The other night I was feeling a little beaten down, so after my shower I slathered my face in a dead sea mud mask. It’s a small act of self care, but that combined with a cup of hot tea can sure feel like going to the spa for pennies on the (hundred) dollar. By then it was about 9:30 and the boys were asleep so I sat down at the kitchen table to do some writing in the silence that’s become really rare in our house. Before my mind will wander freely in that way, though, it has the annoying habit of first scanning the periphery for any dangling tasks. That night, on the brain-menu was (1) culling a sick chicken and (2) planting a eucalyptus tree given to us by E’s mom.
We’d separated the narcoleptic chicken from the rest of the flock a few days prior, on account of her green poo and the fact that sleeping (or otherwise nonmoving) chickens become speed bumps when moving the chicken pens and that’s not fun for anybody. We separated her in hopes that VIP access to food and water and peace might revive her, with no such luck. When she started falling asleep in the waterer and flies set in we concluded her situation was probably terminal. With our healthy critter population around here, a hole to bury said dead chicken seemed in order. And thinking of the hole led me to thinking about the coincidence that completing task #2 would also require a hole. And thinking of planting a tree led me to thinking that a decomposing chicken carcass might offer some pretty awesome nutrition for a tree being transplanted at such an inappropriate time of year, and that this marriage of tasks would require the digging of only one hole. And then I got to thinking how digging a hole deep enough to bury a chicken and plant a tree at 9:30 at night through dry sod didn’t sound very fun. But then I remembered the scar left in the earth by the epic pile of debris I cleared a few weeks back. It sat there like the tender skin that’s left under a blister when you finally pull the skin, looking at me every time I’d go down to take care of the chickens. There’s no vegetation but it’s alive with bugs; the dirt was soft, still moist but becoming more callused with each passing day.
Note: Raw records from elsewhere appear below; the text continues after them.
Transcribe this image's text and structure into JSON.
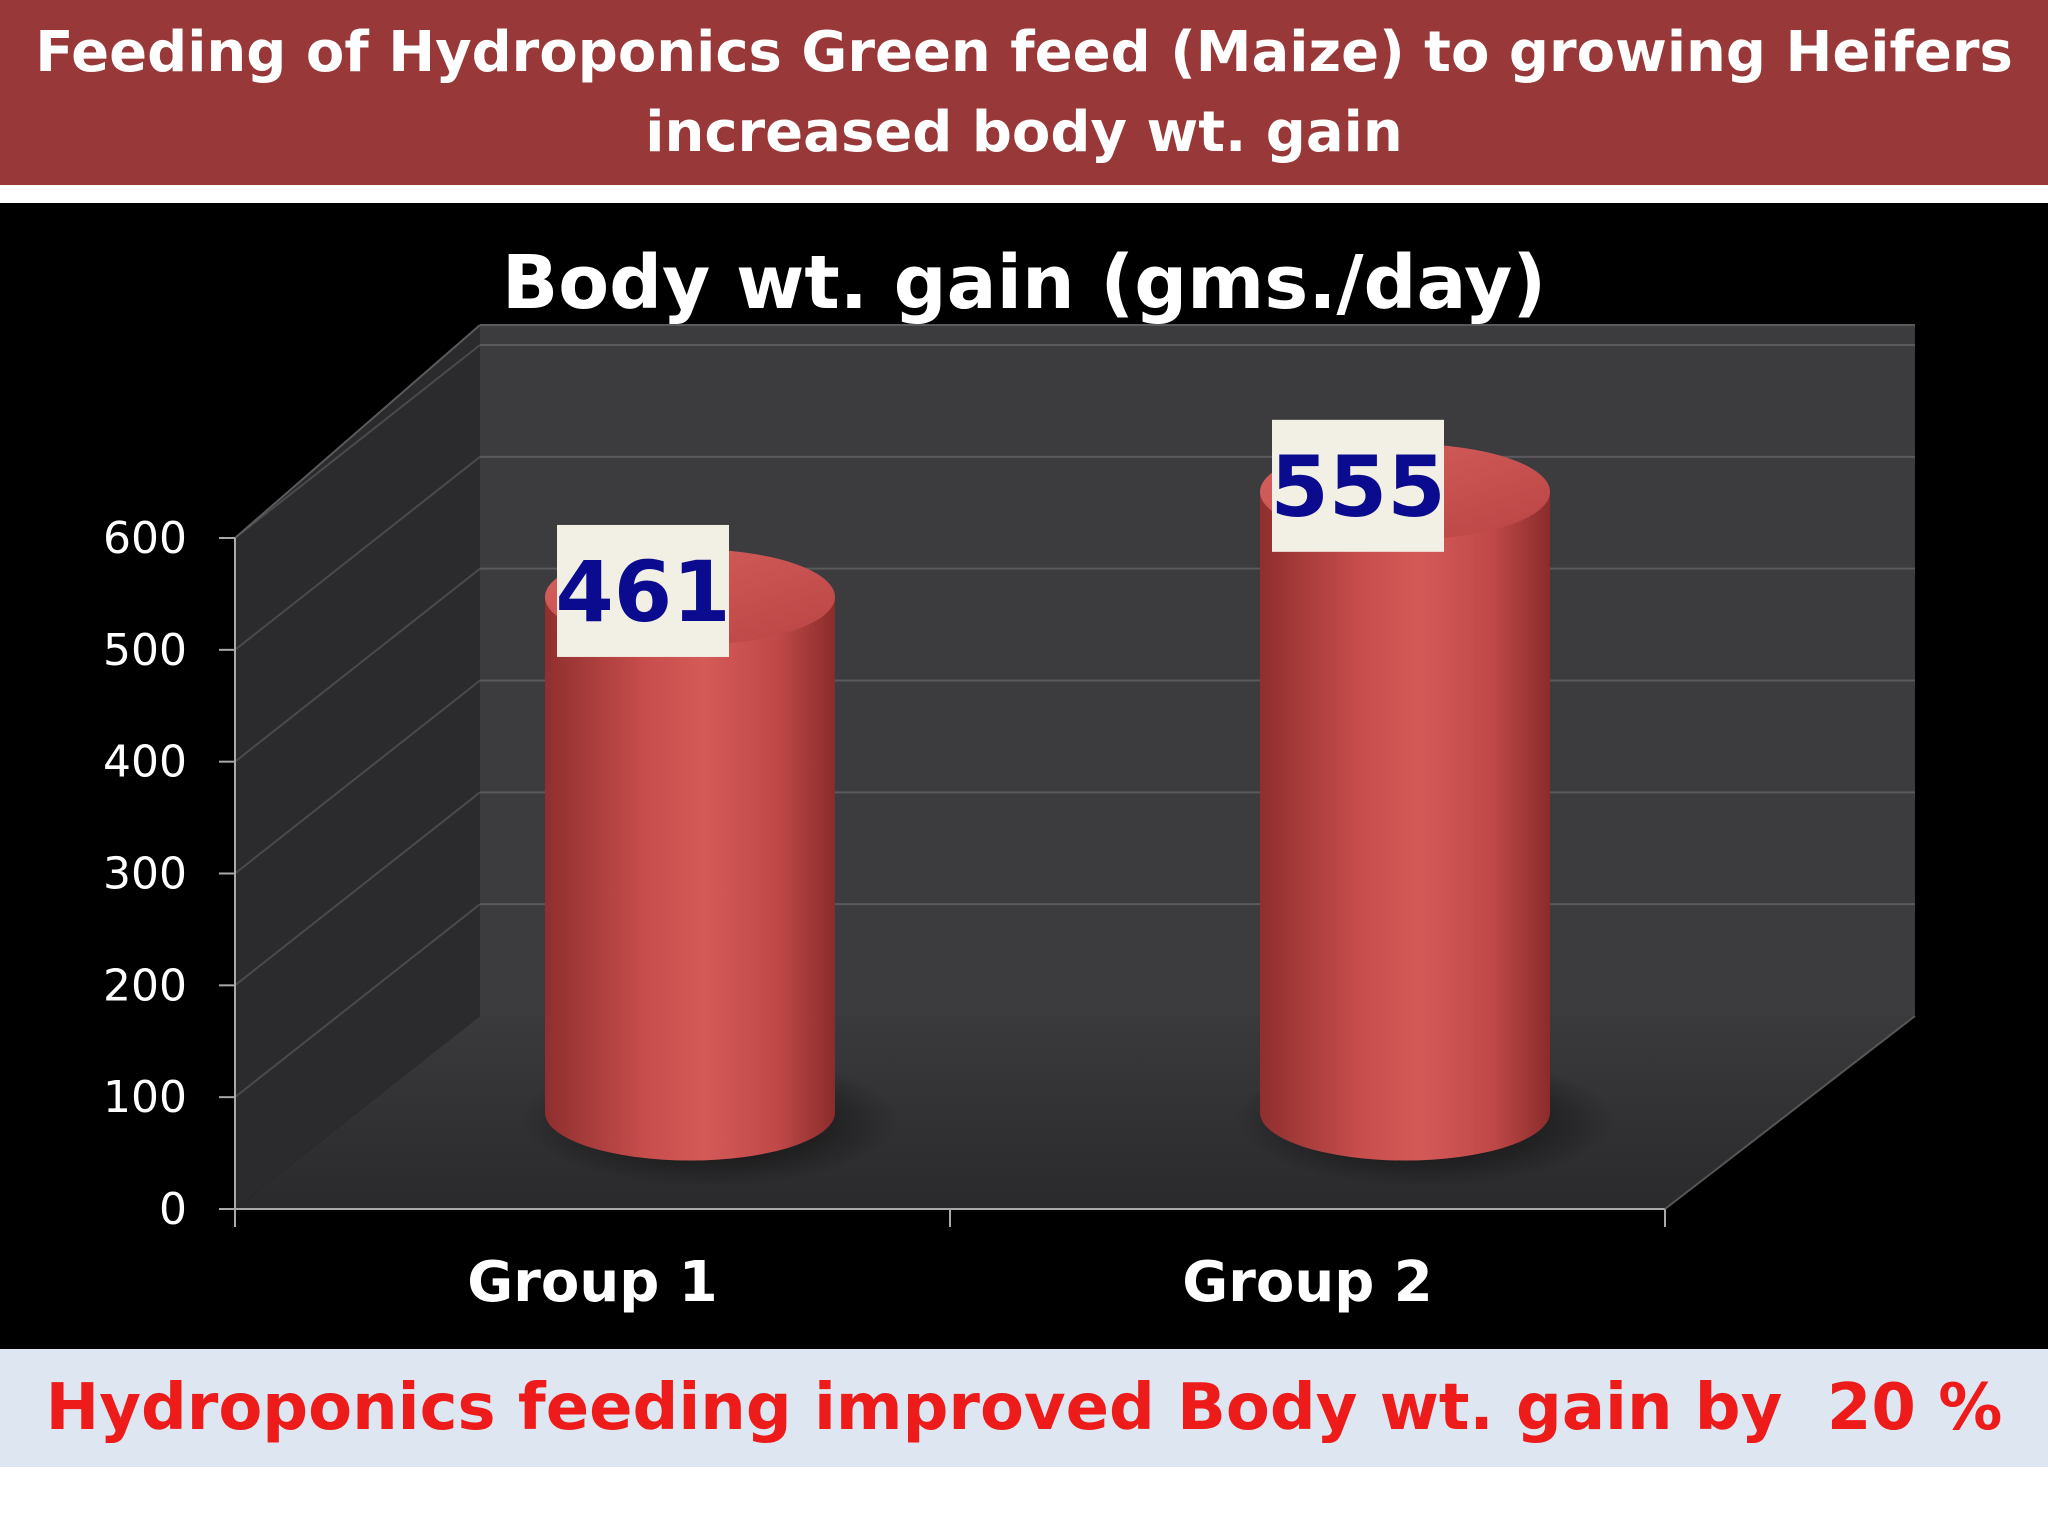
{
  "header": {
    "title_line1": "Feeding of Hydroponics Green feed (Maize) to growing Heifers",
    "title_line2": "increased body wt. gain"
  },
  "chart_data": {
    "type": "bar",
    "title": "Body wt. gain (gms./day)",
    "categories": [
      "Group 1",
      "Group 2"
    ],
    "values": [
      461,
      555
    ],
    "data_labels": [
      "461",
      "555"
    ],
    "ylim": [
      0,
      600
    ],
    "yticks": [
      0,
      100,
      200,
      300,
      400,
      500,
      600
    ],
    "ytick_labels": [
      "0",
      "100",
      "200",
      "300",
      "400",
      "500",
      "600"
    ],
    "xlabel": "",
    "ylabel": "",
    "grid": true,
    "legend": "none",
    "style": "3d-cylinder",
    "bar_color": "#c9504f",
    "label_text_color": "#0b0b8f",
    "label_box_color": "#f2f0e4"
  },
  "footer": {
    "text": "Hydroponics feeding improved Body wt. gain by  20 %"
  },
  "colors": {
    "banner": "#993838",
    "chart_background": "#000000",
    "footer_background": "#dde6f1",
    "footer_text": "#ee1b1b"
  }
}
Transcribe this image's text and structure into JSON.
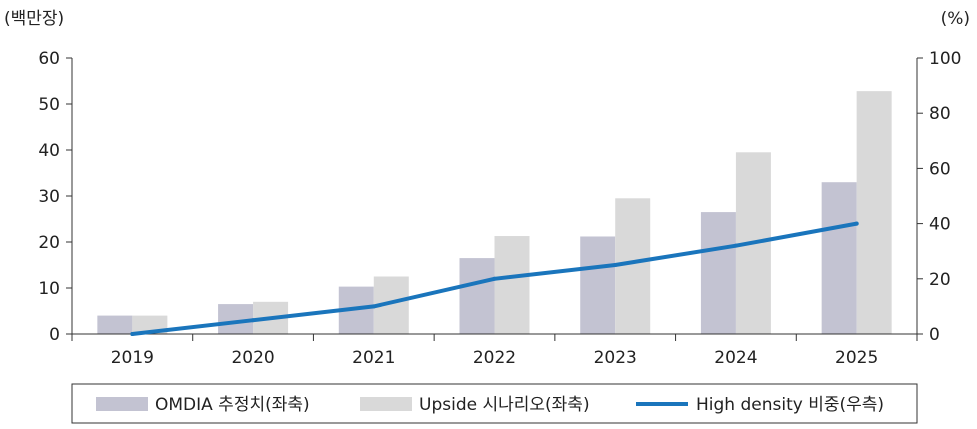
{
  "chart_data": {
    "type": "bar",
    "categories": [
      "2019",
      "2020",
      "2021",
      "2022",
      "2023",
      "2024",
      "2025"
    ],
    "y_left": {
      "unit_label": "(백만장)",
      "ylim": [
        0,
        60
      ],
      "ticks": [
        "0",
        "10",
        "20",
        "30",
        "40",
        "50",
        "60"
      ]
    },
    "y_right": {
      "unit_label": "(%)",
      "ylim": [
        0,
        100
      ],
      "ticks": [
        "0",
        "20",
        "40",
        "60",
        "80",
        "100"
      ]
    },
    "series": [
      {
        "name": "OMDIA 추정치(좌축)",
        "type": "bar",
        "axis": "left",
        "color": "#c3c3d2",
        "values": [
          4,
          6.5,
          10.3,
          16.5,
          21.2,
          26.5,
          33
        ]
      },
      {
        "name": "Upside 시나리오(좌축)",
        "type": "bar",
        "axis": "left",
        "color": "#d9d9d9",
        "values": [
          4,
          7,
          12.5,
          21.3,
          29.5,
          39.5,
          52.8
        ]
      },
      {
        "name": "High density 비중(우측)",
        "type": "line",
        "axis": "right",
        "color": "#1a75bc",
        "values": [
          0,
          5,
          10,
          20,
          25,
          32,
          40
        ]
      }
    ],
    "legend_position": "bottom"
  }
}
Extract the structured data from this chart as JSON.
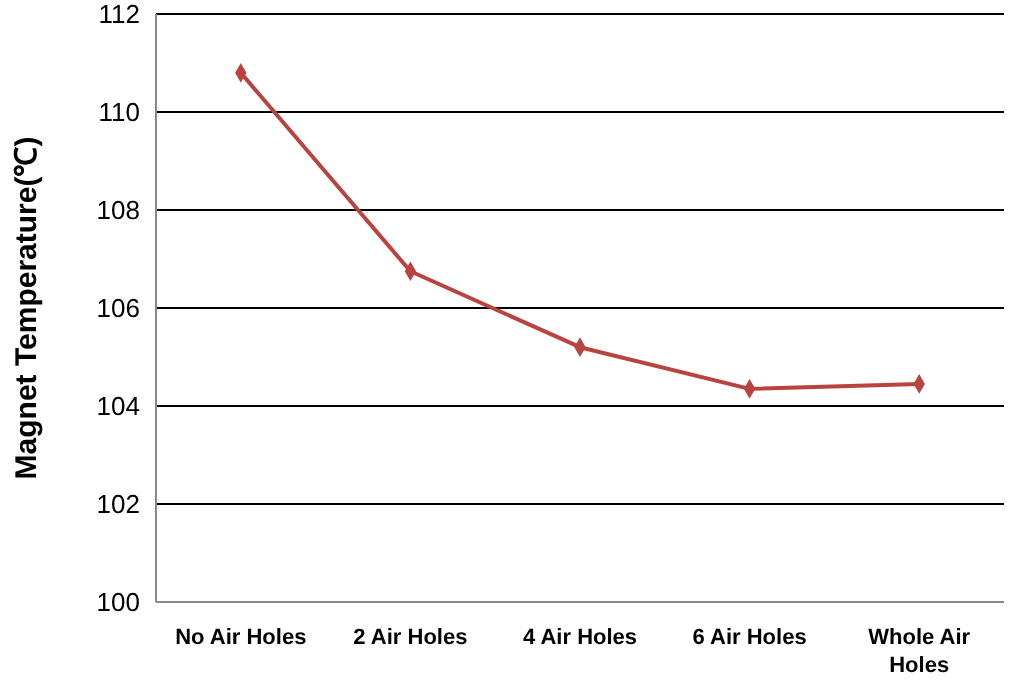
{
  "chart_data": {
    "type": "line",
    "ylabel": "Magnet Temperature(℃)",
    "categories": [
      "No Air Holes",
      "2 Air Holes",
      "4 Air Holes",
      "6 Air Holes",
      "Whole Air Holes"
    ],
    "series": [
      {
        "color": "#b9433f",
        "values": [
          110.8,
          106.75,
          105.2,
          104.35,
          104.45
        ]
      }
    ],
    "ylim": [
      100,
      112
    ],
    "yticks": [
      100,
      102,
      104,
      106,
      108,
      110,
      112
    ],
    "grid": "y",
    "marker": "diamond",
    "line_style": "solid"
  }
}
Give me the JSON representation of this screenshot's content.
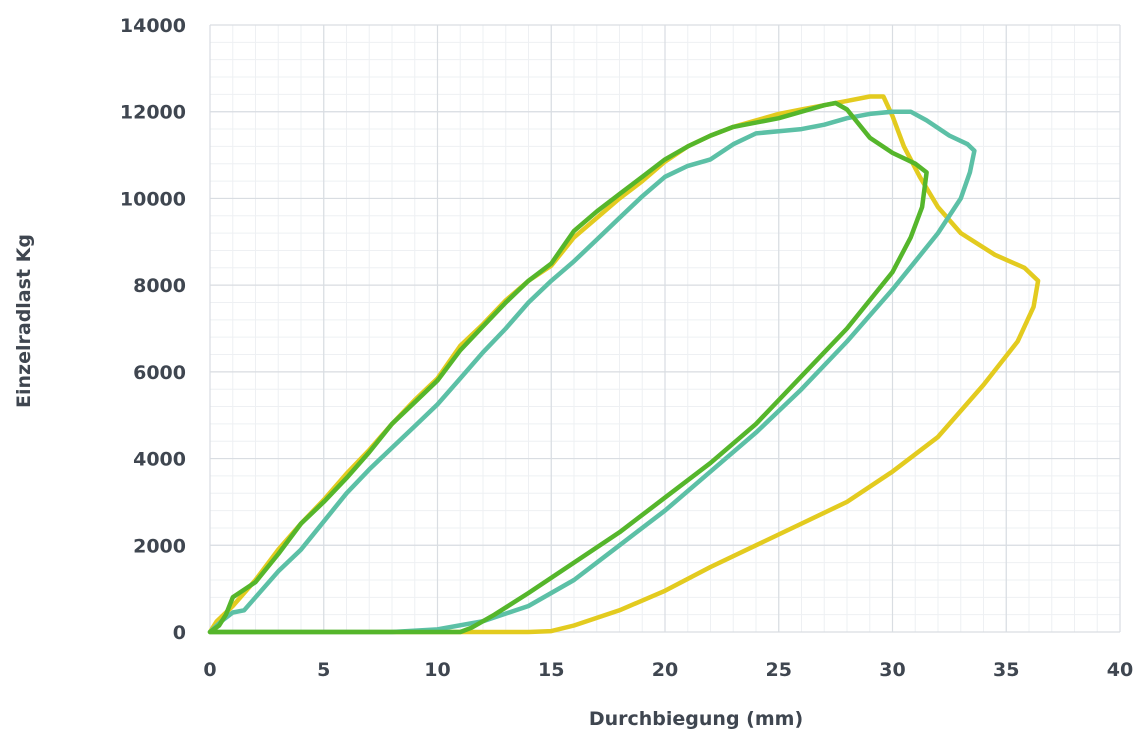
{
  "chart_data": {
    "type": "line",
    "title": "",
    "xlabel": "Durchbiegung (mm)",
    "ylabel": "Einzelradlast  Kg",
    "xlim": [
      0,
      40
    ],
    "ylim": [
      0,
      14000
    ],
    "x_ticks": [
      "0",
      "5",
      "10",
      "15",
      "20",
      "25",
      "30",
      "35",
      "40"
    ],
    "y_ticks": [
      "0",
      "2000",
      "4000",
      "6000",
      "8000",
      "10000",
      "12000",
      "14000"
    ],
    "grid": true,
    "series": [
      {
        "color": "#e3cb1f",
        "points": [
          [
            0,
            0
          ],
          [
            0.3,
            250
          ],
          [
            1,
            600
          ],
          [
            2,
            1200
          ],
          [
            3,
            1900
          ],
          [
            4,
            2500
          ],
          [
            5,
            3050
          ],
          [
            6,
            3650
          ],
          [
            7,
            4200
          ],
          [
            8,
            4800
          ],
          [
            9,
            5350
          ],
          [
            10,
            5850
          ],
          [
            11,
            6600
          ],
          [
            12,
            7100
          ],
          [
            13,
            7650
          ],
          [
            14,
            8100
          ],
          [
            15,
            8450
          ],
          [
            16,
            9100
          ],
          [
            17,
            9550
          ],
          [
            18,
            10000
          ],
          [
            19,
            10400
          ],
          [
            20,
            10850
          ],
          [
            21,
            11200
          ],
          [
            22,
            11450
          ],
          [
            23,
            11650
          ],
          [
            24,
            11800
          ],
          [
            25,
            11950
          ],
          [
            26,
            12050
          ],
          [
            27,
            12150
          ],
          [
            28,
            12250
          ],
          [
            29,
            12350
          ],
          [
            29.6,
            12350
          ],
          [
            30,
            11900
          ],
          [
            30.5,
            11200
          ],
          [
            31.2,
            10500
          ],
          [
            32,
            9800
          ],
          [
            33,
            9200
          ],
          [
            34.5,
            8700
          ],
          [
            35.8,
            8400
          ],
          [
            36.4,
            8100
          ],
          [
            36.2,
            7500
          ],
          [
            35.5,
            6700
          ],
          [
            34,
            5700
          ],
          [
            32,
            4500
          ],
          [
            30,
            3700
          ],
          [
            28,
            3000
          ],
          [
            26,
            2500
          ],
          [
            24,
            2000
          ],
          [
            22,
            1500
          ],
          [
            20,
            950
          ],
          [
            18,
            500
          ],
          [
            16,
            150
          ],
          [
            15,
            20
          ],
          [
            14,
            0
          ],
          [
            10,
            0
          ],
          [
            5,
            0
          ],
          [
            0,
            0
          ]
        ]
      },
      {
        "color": "#5cc0a6",
        "points": [
          [
            0,
            0
          ],
          [
            0.5,
            250
          ],
          [
            1,
            450
          ],
          [
            1.5,
            500
          ],
          [
            2,
            800
          ],
          [
            2.5,
            1100
          ],
          [
            3,
            1400
          ],
          [
            4,
            1900
          ],
          [
            5,
            2550
          ],
          [
            6,
            3200
          ],
          [
            7,
            3750
          ],
          [
            8,
            4250
          ],
          [
            9,
            4750
          ],
          [
            10,
            5250
          ],
          [
            11,
            5850
          ],
          [
            12,
            6450
          ],
          [
            13,
            7000
          ],
          [
            14,
            7600
          ],
          [
            15,
            8100
          ],
          [
            16,
            8550
          ],
          [
            17,
            9050
          ],
          [
            18,
            9550
          ],
          [
            19,
            10050
          ],
          [
            20,
            10500
          ],
          [
            21,
            10750
          ],
          [
            22,
            10900
          ],
          [
            23,
            11250
          ],
          [
            24,
            11500
          ],
          [
            25,
            11550
          ],
          [
            26,
            11600
          ],
          [
            27,
            11700
          ],
          [
            28,
            11850
          ],
          [
            29,
            11950
          ],
          [
            30,
            12000
          ],
          [
            30.8,
            12000
          ],
          [
            31.5,
            11800
          ],
          [
            32.5,
            11450
          ],
          [
            33.3,
            11250
          ],
          [
            33.6,
            11100
          ],
          [
            33.4,
            10600
          ],
          [
            33,
            10000
          ],
          [
            32,
            9200
          ],
          [
            31,
            8550
          ],
          [
            30,
            7900
          ],
          [
            28,
            6700
          ],
          [
            26,
            5600
          ],
          [
            24,
            4600
          ],
          [
            22,
            3700
          ],
          [
            20,
            2800
          ],
          [
            18,
            2000
          ],
          [
            16,
            1200
          ],
          [
            14,
            600
          ],
          [
            12,
            250
          ],
          [
            10,
            60
          ],
          [
            8,
            0
          ],
          [
            5,
            0
          ],
          [
            0,
            0
          ]
        ]
      },
      {
        "color": "#55b62b",
        "points": [
          [
            0,
            0
          ],
          [
            0.4,
            150
          ],
          [
            0.7,
            400
          ],
          [
            1,
            800
          ],
          [
            2,
            1150
          ],
          [
            3,
            1800
          ],
          [
            4,
            2500
          ],
          [
            5,
            3000
          ],
          [
            6,
            3550
          ],
          [
            7,
            4150
          ],
          [
            8,
            4800
          ],
          [
            9,
            5300
          ],
          [
            10,
            5800
          ],
          [
            11,
            6500
          ],
          [
            12,
            7050
          ],
          [
            13,
            7600
          ],
          [
            14,
            8100
          ],
          [
            15,
            8500
          ],
          [
            16,
            9250
          ],
          [
            17,
            9700
          ],
          [
            18,
            10100
          ],
          [
            19,
            10500
          ],
          [
            20,
            10900
          ],
          [
            21,
            11200
          ],
          [
            22,
            11450
          ],
          [
            23,
            11650
          ],
          [
            24,
            11750
          ],
          [
            25,
            11850
          ],
          [
            26,
            12000
          ],
          [
            27,
            12150
          ],
          [
            27.5,
            12200
          ],
          [
            28,
            12050
          ],
          [
            29,
            11400
          ],
          [
            30,
            11050
          ],
          [
            31,
            10800
          ],
          [
            31.5,
            10600
          ],
          [
            31.3,
            9800
          ],
          [
            30.8,
            9100
          ],
          [
            30,
            8300
          ],
          [
            28,
            7000
          ],
          [
            26,
            5900
          ],
          [
            24,
            4800
          ],
          [
            22,
            3900
          ],
          [
            20,
            3100
          ],
          [
            18,
            2300
          ],
          [
            16,
            1600
          ],
          [
            14,
            900
          ],
          [
            12.5,
            400
          ],
          [
            11.5,
            100
          ],
          [
            11,
            0
          ],
          [
            5,
            0
          ],
          [
            0,
            0
          ]
        ]
      }
    ]
  }
}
And before I could stop myself, I popped the question to E if he wanted to help me with my mission. I told him I’d do the digging if he wielded the hatchet, and afterward we both felt like we got the best side of that arrangement. I set out to digging a very deep hole in the moonlight down there while the potted tree looked on. “Deeper” it would whisper every time I looked over my shoulder at it. E came down with the chicken and block of wood a bit later, and in what felt like just a few minutes the deed was done and E and I stood across from one another looking at the eucalyptus that we just planted together. It’s a strange universal relationship between the life of that tree and the death of that bird, the ugliness of the pile that was there and the beauty of the tree that will restore that place. I like thinking that for the next 30 years, that spot gets a shot at being awesome and enjoyable instead of just dumped on. One could make any number of allusions to Phoenix here, but I’m not feeling so clever.
I went in to wash my hands and realized I had my mud mask on that entire time and E never even gave me a hard time about it. He’s a good man, and probably didn’t want to make me feel self-conscious. He also probably realized that if he said something I would have stopped digging to go in and rinse my face and he would have been left holding the shovel. He’s good and smart. So I rinsed that off, and even though it didn’t leave me more beautiful I felt rejuvenated in a new and strange way. Of course, by then I was just too tired to write so I joined in the silence with the sleeping boys.